Fiesta Smothered Chicken

Serves 2.

Note: Wear disposable gloves when cutting hot peppers because the oils can burn skin. Recipe can be easily doubled. From “Recipes Across America,” from Taste of Home.

• 3 tbsp. reduced-sodium soy sauce

• 1 tbsp. Worcestershire sauce

• 1/4 tsp. garlic powder

• 2 boneless, skinless chicken breast halves (5 oz. each)

• 1/2 c. sliced fresh mushrooms

• 1/4 c. chopped onion

• 4 tsp. chopped, seeded jalapeño pepper (see Note)

• 6 tsp. butter, divided

• 1/4 c. shredded pepper jack cheese

• 1/4 c. shredded Cheddar cheese


In a large, resealable plastic bag, combine soy sauce, Worcestershire sauce and garlic powder; add the chicken. Seal bag and turn to coat; set aside.

In a large nonstick skillet coated with cooking spray, sauté the mushrooms, onion and jalapeño in 2 teaspoons butter until tender. Remove and keep warm.

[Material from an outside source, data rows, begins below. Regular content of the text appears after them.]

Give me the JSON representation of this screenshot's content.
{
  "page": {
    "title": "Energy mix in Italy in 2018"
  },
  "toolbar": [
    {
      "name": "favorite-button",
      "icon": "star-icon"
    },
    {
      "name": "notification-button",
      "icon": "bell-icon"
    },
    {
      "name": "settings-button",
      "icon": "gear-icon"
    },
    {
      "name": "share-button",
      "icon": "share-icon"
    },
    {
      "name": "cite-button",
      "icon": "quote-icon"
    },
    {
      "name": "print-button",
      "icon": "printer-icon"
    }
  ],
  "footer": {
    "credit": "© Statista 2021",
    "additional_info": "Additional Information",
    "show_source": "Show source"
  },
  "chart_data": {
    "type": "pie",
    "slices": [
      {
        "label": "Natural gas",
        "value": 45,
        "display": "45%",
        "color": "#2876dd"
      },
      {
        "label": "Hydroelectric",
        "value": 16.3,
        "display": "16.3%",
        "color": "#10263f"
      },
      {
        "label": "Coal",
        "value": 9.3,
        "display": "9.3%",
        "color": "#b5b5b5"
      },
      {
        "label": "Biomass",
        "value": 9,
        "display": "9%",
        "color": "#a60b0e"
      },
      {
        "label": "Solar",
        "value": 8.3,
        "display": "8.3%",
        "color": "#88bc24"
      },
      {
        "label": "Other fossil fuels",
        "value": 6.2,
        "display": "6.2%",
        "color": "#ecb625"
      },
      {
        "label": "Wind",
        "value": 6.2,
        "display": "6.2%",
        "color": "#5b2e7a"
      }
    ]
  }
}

Drain and discard marinade. In the same skillet, cook chicken in remaining butter over medium heat for 4 to 5 minutes on each side or until a thermometer reads 165 degrees. Spoon vegetable mixture over each chicken breast; sprinkle with cheeses. Cover and cook for 1 to 2 minutes, or until cheese is melted.